DarkstarProject / darkstar

DEPRECATED - FFXI Server Emulator - See Project Topaz
https://github.com/project-topaz/topaz
GNU General Public License v3.0
455 stars 549 forks source link

Recast/zoneentities/zoneserver #668

Closed Warp-ass closed 9 years ago

Warp-ass commented 9 years ago

crashing extremely often on the current version, while on debug VS first points to a vector, and then points to recast container as the next step after it returns from the current function. my guess is that it is crashing on the GetRecastList when checking

RecastList_t* PRecastList = GetRecastList((RECASTTYPE)type);

because it says the next step will be the next line:

for (uint16 i = 0; i < PRecastList->size(); ++i)

When I follow it back in the callstack it points to zone_entities and zoneserver. I mention this because prior to getting the current version running, we were having a number of issues with zone_settings.sql . I am still trying to debug these crashes and create dumps on them, but many of the crashes break on different places, but the dumps all show that the call stack includes zoneserver. I'm still working hard to pinpoint this but if anyone has any input on this, it would be greatly appreciated.

Warp-ass commented 9 years ago

update: while almost every crash was originally on the recast, now it seems to be coming very often from places that cannot be seen directly in the call stack. looking at the map's log file, i see this for the most recent crash:

DB error - Lost connection to MySQL server during query [Fatal Error][0m [1;31mzoneutils::GetZoneIPP: Cannot find zone 110 [Debug][0m Message: Sent message 10 to message server [Debug][0m Message: Received message 10 from message server

very often the crashes seem to coincide with someone changing zones in the log, as well as this "sent/received message # to/from server".

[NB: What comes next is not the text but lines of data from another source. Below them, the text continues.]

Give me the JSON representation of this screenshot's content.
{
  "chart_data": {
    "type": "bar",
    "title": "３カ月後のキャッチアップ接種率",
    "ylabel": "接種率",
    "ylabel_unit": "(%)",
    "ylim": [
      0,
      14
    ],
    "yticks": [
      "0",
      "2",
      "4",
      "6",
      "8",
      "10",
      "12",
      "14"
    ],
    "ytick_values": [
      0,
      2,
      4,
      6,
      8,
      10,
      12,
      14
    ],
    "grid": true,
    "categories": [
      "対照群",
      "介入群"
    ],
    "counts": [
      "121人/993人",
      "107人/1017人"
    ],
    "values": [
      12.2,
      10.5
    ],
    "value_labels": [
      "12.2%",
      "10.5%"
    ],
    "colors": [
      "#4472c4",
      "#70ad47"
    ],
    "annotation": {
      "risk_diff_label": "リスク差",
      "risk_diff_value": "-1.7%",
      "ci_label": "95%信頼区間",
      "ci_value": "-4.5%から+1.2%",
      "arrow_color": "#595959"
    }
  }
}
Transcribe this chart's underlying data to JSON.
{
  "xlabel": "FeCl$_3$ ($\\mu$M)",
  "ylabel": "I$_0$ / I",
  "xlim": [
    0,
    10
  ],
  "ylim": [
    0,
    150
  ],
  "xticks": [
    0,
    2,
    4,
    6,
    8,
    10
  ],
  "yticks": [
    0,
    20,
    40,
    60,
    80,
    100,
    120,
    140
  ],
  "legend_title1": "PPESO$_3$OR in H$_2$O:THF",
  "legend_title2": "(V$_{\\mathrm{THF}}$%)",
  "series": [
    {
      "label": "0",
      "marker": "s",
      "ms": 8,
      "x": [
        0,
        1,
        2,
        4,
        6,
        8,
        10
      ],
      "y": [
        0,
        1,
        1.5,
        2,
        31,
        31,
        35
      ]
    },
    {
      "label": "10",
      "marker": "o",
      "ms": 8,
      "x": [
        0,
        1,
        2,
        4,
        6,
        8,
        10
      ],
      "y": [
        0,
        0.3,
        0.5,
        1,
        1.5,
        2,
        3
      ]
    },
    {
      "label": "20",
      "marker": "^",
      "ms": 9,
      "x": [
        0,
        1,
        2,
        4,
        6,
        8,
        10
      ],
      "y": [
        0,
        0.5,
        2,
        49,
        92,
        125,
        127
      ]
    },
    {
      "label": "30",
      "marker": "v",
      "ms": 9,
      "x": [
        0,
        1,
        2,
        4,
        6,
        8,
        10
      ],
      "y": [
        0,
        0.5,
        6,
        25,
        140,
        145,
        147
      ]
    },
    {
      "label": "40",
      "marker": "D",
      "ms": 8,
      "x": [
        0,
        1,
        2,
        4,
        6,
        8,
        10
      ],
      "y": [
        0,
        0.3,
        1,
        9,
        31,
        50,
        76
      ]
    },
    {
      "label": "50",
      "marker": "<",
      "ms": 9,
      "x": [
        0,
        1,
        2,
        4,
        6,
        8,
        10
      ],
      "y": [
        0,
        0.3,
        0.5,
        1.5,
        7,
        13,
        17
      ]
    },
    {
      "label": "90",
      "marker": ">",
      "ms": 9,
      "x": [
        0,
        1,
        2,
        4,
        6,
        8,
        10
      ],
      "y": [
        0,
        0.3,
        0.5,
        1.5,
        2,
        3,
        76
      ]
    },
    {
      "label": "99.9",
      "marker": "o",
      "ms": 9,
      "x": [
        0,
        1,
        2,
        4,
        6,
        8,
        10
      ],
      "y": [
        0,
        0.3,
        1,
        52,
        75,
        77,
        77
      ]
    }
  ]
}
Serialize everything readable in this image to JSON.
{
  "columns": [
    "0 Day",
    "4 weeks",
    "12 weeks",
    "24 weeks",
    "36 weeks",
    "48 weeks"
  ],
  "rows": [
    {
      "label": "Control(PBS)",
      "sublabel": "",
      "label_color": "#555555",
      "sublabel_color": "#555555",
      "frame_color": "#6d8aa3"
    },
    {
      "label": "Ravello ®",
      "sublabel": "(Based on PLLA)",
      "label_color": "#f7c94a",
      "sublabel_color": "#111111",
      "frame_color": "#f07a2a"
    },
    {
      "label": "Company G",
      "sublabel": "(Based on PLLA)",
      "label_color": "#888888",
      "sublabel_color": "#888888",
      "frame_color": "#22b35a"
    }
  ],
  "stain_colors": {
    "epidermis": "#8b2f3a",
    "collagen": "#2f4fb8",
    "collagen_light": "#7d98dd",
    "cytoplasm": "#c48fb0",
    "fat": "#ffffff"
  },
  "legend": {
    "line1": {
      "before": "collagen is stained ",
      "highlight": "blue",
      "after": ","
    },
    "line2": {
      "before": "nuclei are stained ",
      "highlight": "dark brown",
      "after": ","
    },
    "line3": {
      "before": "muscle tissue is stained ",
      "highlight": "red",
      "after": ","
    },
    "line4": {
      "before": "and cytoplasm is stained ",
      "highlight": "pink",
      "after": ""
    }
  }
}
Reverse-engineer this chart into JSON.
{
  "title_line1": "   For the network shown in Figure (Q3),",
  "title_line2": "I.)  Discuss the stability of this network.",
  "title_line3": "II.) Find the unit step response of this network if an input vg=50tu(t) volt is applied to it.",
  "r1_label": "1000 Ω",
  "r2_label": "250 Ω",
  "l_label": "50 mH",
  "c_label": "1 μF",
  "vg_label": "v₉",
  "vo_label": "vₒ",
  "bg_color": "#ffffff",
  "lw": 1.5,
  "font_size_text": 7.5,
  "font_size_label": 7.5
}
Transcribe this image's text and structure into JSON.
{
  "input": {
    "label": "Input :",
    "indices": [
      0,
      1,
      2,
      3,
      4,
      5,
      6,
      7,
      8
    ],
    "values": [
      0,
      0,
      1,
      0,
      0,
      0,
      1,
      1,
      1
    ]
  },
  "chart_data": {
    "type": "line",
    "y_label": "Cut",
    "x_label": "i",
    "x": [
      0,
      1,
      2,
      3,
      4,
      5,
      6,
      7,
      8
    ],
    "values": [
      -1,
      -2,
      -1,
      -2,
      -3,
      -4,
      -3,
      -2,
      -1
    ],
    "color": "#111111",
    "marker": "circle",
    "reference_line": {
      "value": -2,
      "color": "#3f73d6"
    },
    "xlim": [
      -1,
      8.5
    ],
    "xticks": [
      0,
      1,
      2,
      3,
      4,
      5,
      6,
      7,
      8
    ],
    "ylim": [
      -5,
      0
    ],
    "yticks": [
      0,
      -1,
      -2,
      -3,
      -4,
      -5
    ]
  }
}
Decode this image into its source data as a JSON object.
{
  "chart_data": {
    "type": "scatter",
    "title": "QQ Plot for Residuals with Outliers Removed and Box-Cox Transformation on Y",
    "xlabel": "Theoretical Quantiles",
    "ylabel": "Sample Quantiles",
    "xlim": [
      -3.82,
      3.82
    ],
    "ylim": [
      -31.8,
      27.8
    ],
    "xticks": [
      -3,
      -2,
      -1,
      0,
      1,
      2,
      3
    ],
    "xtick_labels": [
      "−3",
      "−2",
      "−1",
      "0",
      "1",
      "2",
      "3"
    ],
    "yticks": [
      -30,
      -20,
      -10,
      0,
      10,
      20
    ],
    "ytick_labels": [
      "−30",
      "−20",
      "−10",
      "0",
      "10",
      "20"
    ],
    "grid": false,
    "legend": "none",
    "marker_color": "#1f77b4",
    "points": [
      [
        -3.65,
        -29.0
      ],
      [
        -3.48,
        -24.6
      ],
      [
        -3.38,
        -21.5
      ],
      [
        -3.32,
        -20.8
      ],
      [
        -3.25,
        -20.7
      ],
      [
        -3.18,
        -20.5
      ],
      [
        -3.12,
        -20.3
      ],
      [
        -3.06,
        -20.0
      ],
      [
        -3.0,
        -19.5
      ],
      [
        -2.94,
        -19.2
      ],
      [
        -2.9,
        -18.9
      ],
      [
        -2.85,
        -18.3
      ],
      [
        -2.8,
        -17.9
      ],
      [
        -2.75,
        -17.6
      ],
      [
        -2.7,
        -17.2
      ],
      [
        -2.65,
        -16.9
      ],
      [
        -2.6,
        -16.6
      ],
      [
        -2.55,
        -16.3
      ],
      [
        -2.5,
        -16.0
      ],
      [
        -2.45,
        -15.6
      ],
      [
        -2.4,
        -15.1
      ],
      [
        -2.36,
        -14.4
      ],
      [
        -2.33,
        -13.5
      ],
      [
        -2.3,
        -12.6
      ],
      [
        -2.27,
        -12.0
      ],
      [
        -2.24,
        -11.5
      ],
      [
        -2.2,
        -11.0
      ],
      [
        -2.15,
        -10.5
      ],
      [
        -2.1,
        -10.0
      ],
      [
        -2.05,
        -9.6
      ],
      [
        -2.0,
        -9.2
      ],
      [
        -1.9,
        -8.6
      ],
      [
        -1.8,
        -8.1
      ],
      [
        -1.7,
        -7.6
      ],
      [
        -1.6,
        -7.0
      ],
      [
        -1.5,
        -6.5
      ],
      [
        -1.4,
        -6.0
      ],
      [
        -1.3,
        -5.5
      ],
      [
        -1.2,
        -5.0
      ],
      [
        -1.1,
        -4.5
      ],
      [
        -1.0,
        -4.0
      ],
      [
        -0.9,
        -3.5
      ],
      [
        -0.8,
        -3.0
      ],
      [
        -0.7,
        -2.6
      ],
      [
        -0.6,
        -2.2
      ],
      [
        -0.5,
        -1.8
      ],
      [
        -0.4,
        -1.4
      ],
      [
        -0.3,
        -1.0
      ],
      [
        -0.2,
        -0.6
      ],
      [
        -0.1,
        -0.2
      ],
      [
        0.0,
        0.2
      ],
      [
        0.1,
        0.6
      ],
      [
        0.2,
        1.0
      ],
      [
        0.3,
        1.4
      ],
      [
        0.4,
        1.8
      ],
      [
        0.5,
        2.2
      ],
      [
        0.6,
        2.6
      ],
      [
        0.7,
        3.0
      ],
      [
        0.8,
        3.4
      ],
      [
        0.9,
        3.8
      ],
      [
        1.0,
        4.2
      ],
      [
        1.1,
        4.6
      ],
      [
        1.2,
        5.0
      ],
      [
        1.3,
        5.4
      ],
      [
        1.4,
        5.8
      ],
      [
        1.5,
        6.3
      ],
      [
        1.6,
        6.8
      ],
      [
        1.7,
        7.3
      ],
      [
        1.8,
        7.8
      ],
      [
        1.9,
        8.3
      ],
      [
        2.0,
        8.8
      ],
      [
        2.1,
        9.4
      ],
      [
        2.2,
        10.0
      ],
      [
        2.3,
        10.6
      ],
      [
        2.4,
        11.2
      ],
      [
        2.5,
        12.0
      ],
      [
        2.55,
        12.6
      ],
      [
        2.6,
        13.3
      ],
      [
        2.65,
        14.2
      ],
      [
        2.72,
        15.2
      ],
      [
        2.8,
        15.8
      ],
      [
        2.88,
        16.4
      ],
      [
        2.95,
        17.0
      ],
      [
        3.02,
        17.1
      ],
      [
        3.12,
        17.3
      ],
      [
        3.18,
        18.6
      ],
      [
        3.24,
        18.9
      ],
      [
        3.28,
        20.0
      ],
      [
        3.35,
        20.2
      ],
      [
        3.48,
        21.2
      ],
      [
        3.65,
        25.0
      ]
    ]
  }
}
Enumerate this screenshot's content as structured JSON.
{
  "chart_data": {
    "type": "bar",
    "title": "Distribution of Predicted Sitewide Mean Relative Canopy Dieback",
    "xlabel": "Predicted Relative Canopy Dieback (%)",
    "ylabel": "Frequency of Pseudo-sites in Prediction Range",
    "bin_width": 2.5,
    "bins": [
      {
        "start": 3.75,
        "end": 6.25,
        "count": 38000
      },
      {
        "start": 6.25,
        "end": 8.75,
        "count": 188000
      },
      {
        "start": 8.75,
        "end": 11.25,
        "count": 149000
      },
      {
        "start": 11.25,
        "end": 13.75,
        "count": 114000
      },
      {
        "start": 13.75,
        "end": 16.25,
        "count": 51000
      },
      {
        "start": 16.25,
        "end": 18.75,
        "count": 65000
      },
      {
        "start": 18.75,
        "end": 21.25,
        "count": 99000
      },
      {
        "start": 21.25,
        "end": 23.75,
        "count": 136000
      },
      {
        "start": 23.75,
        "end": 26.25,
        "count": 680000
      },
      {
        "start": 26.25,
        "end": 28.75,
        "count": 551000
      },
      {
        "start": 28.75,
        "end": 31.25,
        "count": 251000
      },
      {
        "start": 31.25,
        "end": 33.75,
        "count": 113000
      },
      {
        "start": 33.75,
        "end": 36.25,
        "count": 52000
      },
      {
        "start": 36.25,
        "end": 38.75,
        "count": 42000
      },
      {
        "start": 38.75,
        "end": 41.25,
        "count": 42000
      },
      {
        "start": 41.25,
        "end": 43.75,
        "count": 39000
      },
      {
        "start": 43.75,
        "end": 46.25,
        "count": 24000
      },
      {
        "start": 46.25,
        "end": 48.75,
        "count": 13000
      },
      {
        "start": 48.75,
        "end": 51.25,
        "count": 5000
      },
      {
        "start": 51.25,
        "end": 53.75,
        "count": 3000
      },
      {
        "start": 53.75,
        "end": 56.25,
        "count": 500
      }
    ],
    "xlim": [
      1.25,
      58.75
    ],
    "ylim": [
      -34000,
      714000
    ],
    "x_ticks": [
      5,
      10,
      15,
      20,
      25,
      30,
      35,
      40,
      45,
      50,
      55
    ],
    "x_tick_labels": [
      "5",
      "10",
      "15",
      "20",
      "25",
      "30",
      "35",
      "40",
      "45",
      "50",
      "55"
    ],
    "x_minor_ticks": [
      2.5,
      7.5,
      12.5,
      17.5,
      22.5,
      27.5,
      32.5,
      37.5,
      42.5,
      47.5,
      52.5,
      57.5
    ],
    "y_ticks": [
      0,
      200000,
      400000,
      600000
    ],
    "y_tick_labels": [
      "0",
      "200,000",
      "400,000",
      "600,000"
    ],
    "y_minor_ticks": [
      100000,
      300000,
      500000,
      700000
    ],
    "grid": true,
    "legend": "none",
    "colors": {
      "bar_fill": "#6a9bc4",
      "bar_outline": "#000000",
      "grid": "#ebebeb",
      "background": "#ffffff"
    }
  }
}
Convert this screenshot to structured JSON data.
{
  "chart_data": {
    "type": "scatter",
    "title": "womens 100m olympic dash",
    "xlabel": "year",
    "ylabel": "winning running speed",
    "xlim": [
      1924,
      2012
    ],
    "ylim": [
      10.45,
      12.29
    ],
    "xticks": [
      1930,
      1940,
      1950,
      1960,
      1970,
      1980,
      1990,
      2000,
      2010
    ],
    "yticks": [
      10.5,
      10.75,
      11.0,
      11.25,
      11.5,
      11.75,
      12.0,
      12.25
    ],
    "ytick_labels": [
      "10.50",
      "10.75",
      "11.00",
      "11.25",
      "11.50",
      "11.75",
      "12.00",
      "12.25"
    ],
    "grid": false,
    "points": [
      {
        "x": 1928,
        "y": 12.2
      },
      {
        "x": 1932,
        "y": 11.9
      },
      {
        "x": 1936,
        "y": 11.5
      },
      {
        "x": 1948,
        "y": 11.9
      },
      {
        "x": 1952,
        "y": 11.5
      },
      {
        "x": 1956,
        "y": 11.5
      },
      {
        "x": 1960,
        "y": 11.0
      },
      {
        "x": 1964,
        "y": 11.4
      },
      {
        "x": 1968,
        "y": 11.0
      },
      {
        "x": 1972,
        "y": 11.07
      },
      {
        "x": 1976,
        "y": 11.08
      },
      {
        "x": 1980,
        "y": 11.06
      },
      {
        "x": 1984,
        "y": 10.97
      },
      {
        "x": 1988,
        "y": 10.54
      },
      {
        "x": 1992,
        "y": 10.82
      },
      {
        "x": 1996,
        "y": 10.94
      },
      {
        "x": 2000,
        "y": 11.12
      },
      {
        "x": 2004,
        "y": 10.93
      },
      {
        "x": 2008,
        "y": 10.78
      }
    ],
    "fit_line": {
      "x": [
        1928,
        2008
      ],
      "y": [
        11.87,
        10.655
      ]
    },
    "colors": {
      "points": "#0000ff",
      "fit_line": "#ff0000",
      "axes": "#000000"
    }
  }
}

what does show up in the dump, is the next step would be for sql.cpp within int32 Sql_QueryV, with the comment above it that says "executes a query". I am doing my best to figure out what is going on here but this is frustrating.

Warp-ass commented 9 years ago

just got a log full of "cannot load charid ##### DB Error - my sql server has gone away" but only for a large chunk of players. many others in other zones were fine, but had to force a server restart to free the mass of players.

Warp-ass commented 9 years ago

crashes have dropped in frequency from happening every 2-15 minute to now happening up to an hour apart. not sure what changed, other than how late it is. there are more players on now than before, my best guess is lobby server traffic or something, i don't know. i give up for today.

teschnei commented 9 years ago

there is really nothing i can do with this unless you provide a dump

it sounds like issues with your DB at any rate

takhlaq commented 9 years ago

https://www.dropbox.com/s/00z5cgmggkc2ur1/12-16-Recast.7z?dl=0

looks like a crappy char was loaded into the zone's m_charList CZone::IncreaseZoneCounter checks the targid before adding the char to the zone's char list so im assuming something went wrong after the char was added (maybe when the player was removed from zone in CZone::DecreaseZoneCounter)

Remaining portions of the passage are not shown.